Bulan 15

403 70 16
                                        

Bulan terbaring lemah di pelukan Bintang dengan selimut tebal menutupi tubuhnya yang kurus. Wajahnya pucat seperti tidak ada darah yang mengalir di bawah kulitnya. Keringat dingin membasahi dahinya, sesekali ia menggigit bibirnya seakan berusaha menahan rasa sakit yang perlahan menggerogoti tubuhnya.

Sejak insiden pingsannya, Bulan terus meracau ketakutan. Ia menolak kehadiran siapa pun di sekitarnya, kecuali Bintang. Bahkan Chandra, ia kesulitan ketika mencoba memberikan pengobatan pada Bulan.

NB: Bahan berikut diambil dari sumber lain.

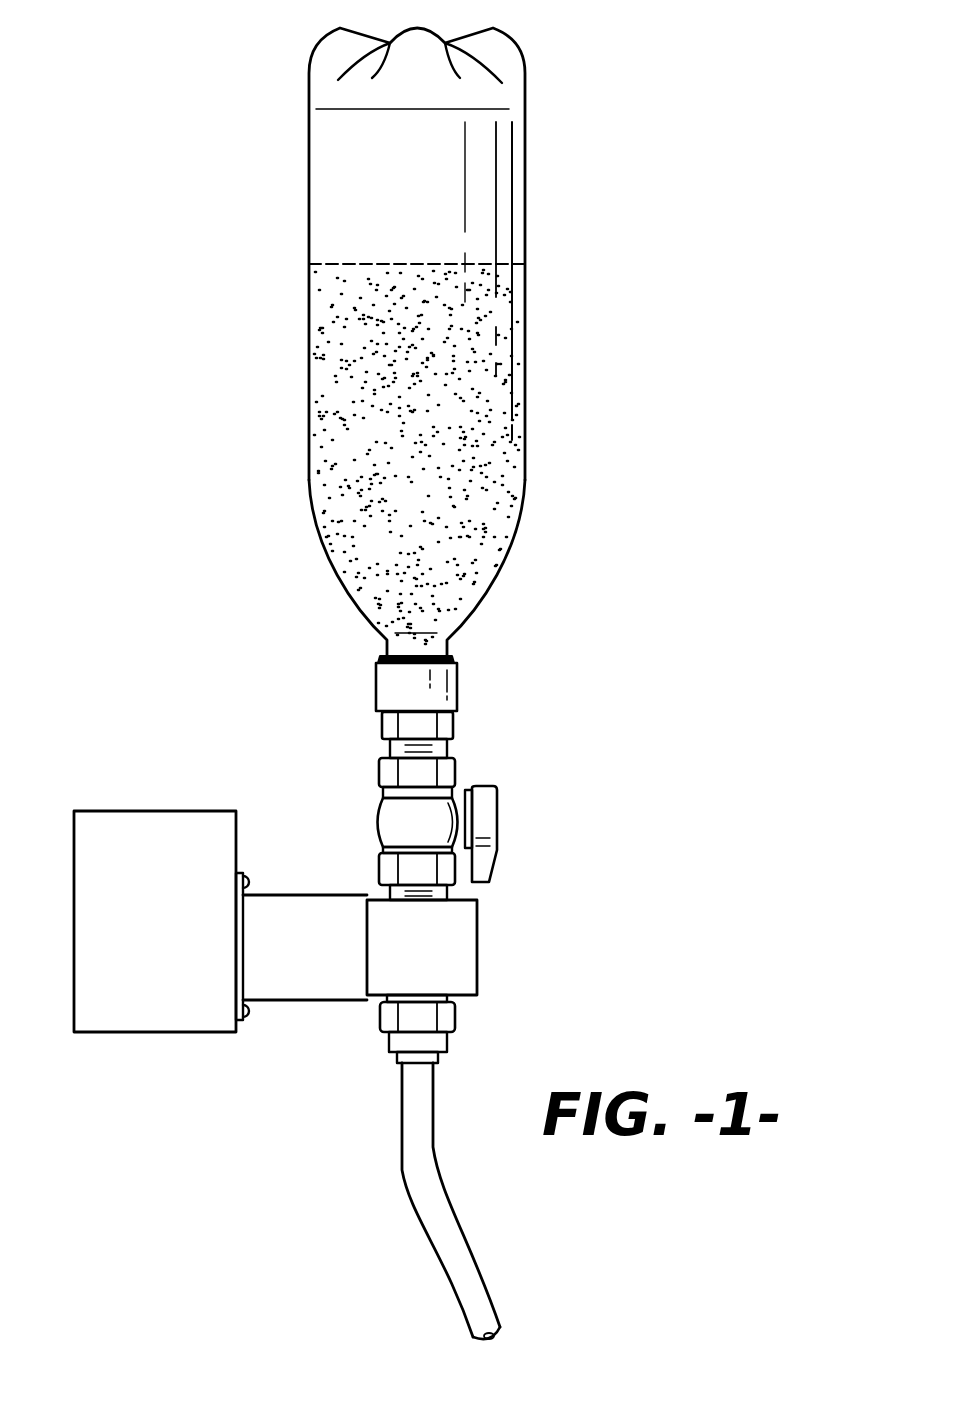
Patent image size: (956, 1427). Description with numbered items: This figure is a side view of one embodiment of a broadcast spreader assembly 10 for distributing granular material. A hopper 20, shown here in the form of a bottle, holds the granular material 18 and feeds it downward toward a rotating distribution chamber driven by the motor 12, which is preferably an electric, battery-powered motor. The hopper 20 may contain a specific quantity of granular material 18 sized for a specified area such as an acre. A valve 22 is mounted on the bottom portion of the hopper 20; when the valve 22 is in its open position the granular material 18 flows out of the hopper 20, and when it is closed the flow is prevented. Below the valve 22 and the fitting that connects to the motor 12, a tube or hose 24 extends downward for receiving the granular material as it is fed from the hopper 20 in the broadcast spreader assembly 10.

The broadcast spreader assembly 10 is at (579, 811).
The motor 12 is at (160, 810).
The granular material 18 is at (475, 492).
The hopper 20 is at (525, 202).
The valve 22 is at (498, 812).
The dispensing tube 24 is at (417, 1177).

Setiap kali Chandra mendekat, Bulan akan menjerit ketakutan, suaranya merobek keheningan dengan histeris yang membuat hati siapa pun tersayat.

Bintang menahan napas saat Bulan kembali meronta. Tubuh lemah itu bergetar hebat, melawan semua rasa takut karena memori yang sudah sejak lama ingin ia lupakan hinggap kembali. "Bintang... jangan tinggalkan aku..." Suara Bulan pecah di tengah isakannya. Bintang mengeratkan pelukannya, berusaha menenangkan kembarannya sekuat yang ia bisa meskipun ia sendiri merasa tak berdaya.

Bintang memegang tangan Bulan yang dingin dan gemetar, "Aku di sini dan gak akan ke mana mana," bisiknya seolah mencoba meyakinkan dirinya sendiri, matanya tidak pernah lepas dari  wajah Bulan.

Wajah bagian sebelah kanannya terdapat beberapa luka cakaran yng masih menyisakan darah. Bulan terus merintih kesakitan mengatakan wajah dan matanya sakit, tepat di bekas lukanya. Ia terus memohon untuk mejauhkan pisau dari wajahnya.

Tangan Bulan yang digenggam erat oleh pria itu telah meninggalkan bekas yang mengerikan. Memar-memar kebiruan tampak jelas di kulitnya. Setiap kali ia mencoba melepaskan diri dari genggaman Bintang, tubuhnya akan kembali melemah, ia akan terkulai di pelukan kembarannya.

Bulan membuka mata sejenak, menatap Bintang dengan pandangan yang lemah. "Pulang... aku mau pulang..."

"Kita akan pulang, nanti Jo akan jemput," Ia menyapu keringat di dahi Bulan dengan lembut.

Waktu terus berlalu, jam di dinding menunjukkan larut malam namun Bintang tetap terjaga di sisi Bulan. Ia tahu bahwa malam ini akan menjadi malam yang panjang dan yang bisa ia lakukan hanyalah menemani Bulan.

Di luar kamar, terdengar langkah kaki perlahan mendekat. Pemilik langkah itu ternyata adalah Chandra. Ia masuk dengan hati-hati, berusaha tidak membuat suara.

"Kamu belum tidur?" tanya Chandra dengan nada lembut pada Bintang, berbeda dari biasanya.

Chandra mencoba mendekat dengan niat untuk kembali mengecek kondisi Bulan dan memberikan perawatan yang diperlukan. Namun langkahnya terhenti oleh teriakan Bulan yang membuatnya mundur perlahan dengan perasaan bersalah. "Jangan mendekat! Jangan sentuh aku!" teriak Bulan dengan suara parau. Tangannya bergerak lemah memberi perlawanan, menolak setiap upaya bantuan dari Chandra.

Bintang tahu bahwa Bulan tidak akan pernah merasa aman dengan Chandra di dekatnya. Semua rasa sakit, ketakutan, dan kehampaan yang Bulan rasakan entah bagaimana selalu terhubung dengan perilaku Chandra. Bahkan apa yang terjadi hari ini. Seandainya kakaknya itu tidak meminta Bulan untuk berada di misi ini, Bulan tidak harus kembali berhadapan demgan traumanya.

Chandra menelan ludah, menatap adiknya yang lemah di pelukan Bintang. Perasaan bersalah yang selama ini menghantuinya kini semakin kuat. Ia tahu kehadirannya hanya akan memperparah keadaan, namun meninggalkan Bulan dalam kondisi seperti ini juga bukan pilihan yang mudah baginya. "Mas mau kasih injeksi lagi, Mas takut lambungnya luka karena muntah dari tadi..." kata Chandra pelan.

"Aku tahu, tapi sekarang biarkan aku yang menjaganya. Bulan butuh ketenangan... dia butuh merasa aman." Bintang memandang Chandra dengan tatapan memohon. Ia berharap setidaknya kali ini Chandra bisa mengerti dan membiarkan mereka berdua dalam ketenangan yang mereka butuhkan.